Economía

Patrimonio perdido (III): la fábrica de café Monky, el edificio que quiso enseñar sus tripas al mundo

Foto de la revista Arquitectura COAM nº 55, 1963

Hace apenas una semana conocíamos que la Casa Guzmán, pieza muy interesante del maestro español Alejandro de la Sota, había sido demolida para colocar en su lugar una nueva (y bastante fea) vivienda. La noticia fue triste pero tampoco nos pilló demasiado por sorpresa porque la arquitectura del siglo XX suele ser muy desconocida para el público general y, si como es el caso, la construcción es relativamente reciente, es muy difícil que reciba ningún tipo de protección patrimonial.

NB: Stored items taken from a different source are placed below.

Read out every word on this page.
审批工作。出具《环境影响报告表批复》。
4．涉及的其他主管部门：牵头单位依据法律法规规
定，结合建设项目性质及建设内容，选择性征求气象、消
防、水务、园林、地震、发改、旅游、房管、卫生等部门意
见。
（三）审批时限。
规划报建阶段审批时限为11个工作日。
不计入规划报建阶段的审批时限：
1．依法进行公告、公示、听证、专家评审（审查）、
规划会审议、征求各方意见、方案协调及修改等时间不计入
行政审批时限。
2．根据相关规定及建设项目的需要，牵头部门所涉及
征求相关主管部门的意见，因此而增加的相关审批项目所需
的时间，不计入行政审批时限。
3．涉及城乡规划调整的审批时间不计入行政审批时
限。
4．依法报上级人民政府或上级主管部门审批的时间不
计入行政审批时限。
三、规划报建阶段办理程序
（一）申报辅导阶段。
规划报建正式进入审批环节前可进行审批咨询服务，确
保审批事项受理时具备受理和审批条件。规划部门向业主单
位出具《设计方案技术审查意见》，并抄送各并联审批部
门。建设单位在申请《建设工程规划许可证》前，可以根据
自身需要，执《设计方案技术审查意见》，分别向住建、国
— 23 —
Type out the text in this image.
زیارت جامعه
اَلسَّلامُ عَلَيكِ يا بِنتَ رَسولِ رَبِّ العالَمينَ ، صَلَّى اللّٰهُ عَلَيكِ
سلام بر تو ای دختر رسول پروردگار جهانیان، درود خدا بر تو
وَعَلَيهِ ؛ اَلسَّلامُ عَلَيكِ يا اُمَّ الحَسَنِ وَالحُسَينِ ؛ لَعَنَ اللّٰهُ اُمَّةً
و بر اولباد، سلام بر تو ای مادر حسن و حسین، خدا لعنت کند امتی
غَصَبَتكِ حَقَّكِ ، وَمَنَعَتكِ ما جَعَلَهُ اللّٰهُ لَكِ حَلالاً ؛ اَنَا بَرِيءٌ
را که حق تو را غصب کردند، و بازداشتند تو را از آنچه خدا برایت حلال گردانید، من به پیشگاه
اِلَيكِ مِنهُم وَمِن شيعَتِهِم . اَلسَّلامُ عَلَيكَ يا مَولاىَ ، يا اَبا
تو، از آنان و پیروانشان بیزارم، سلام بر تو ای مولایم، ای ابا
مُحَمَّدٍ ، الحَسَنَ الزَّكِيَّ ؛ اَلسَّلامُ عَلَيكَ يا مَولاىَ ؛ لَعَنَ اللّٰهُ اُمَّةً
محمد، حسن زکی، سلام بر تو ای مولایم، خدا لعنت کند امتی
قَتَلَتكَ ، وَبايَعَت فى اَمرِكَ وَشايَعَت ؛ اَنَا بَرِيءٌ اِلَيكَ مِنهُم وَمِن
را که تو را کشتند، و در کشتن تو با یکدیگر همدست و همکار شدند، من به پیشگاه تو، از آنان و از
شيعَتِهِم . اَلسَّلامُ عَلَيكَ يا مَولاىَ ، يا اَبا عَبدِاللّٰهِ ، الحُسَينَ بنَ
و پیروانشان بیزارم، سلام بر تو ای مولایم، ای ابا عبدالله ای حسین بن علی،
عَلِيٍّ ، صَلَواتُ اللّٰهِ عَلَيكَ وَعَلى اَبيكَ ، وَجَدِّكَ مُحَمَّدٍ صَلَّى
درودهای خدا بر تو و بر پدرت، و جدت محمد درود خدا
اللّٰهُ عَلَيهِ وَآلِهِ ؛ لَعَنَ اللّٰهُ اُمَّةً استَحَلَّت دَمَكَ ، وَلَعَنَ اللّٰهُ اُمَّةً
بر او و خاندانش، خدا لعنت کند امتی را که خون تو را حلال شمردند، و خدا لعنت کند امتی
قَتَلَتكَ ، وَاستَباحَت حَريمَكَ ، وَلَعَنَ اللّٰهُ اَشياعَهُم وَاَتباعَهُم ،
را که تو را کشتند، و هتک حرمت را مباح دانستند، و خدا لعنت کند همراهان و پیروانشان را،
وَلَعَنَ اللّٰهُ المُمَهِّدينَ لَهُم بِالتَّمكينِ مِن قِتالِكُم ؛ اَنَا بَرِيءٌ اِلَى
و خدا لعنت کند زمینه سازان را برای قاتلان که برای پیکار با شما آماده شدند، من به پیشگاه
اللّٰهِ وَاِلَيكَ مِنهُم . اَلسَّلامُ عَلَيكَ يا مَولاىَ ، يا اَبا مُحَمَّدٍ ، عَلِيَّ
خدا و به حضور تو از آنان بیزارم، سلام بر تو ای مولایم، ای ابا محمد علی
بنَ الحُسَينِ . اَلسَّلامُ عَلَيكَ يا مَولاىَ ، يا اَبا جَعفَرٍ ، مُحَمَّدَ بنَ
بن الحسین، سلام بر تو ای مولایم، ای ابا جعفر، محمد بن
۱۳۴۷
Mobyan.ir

Digamos que el destino de un edificio contemporáneo está en manos de sus propietarios, lo cual nos permitiría abrir reflexiones muy interesantes de carácter casi epistemológico. Es decir, discriminar quién tiene la propiedad real de algo cuya importancia atañe al total de la humanidad. En cualquier caso, y al contrario que en otras demoliciones igualmente bárbaras, la noticia de la Casa Guzmán apareció en todos los medios. De alguna manera, se levantó un debate sobre el patrimonio arquitectónico contemporáneo que, si bien no sirvió para evitar el desastre, quizás alerte a la sociedad ante futuras calamidades de este tipo.

Ojalá ese debate hubiese existido hace treinta años y ojalá se hubiese extendido a la siempre olvidada arquitectura industrial. A lo mejor, en las afueras de Madrid, a un lado de la A-2, aún se levantaría La Pagoda de Miguel Fisac y, al otro, el delicadísimo cubo de vidrio que envolvía a la fábrica de café Monky, obra de Genaro Alas y Pedro Casariego.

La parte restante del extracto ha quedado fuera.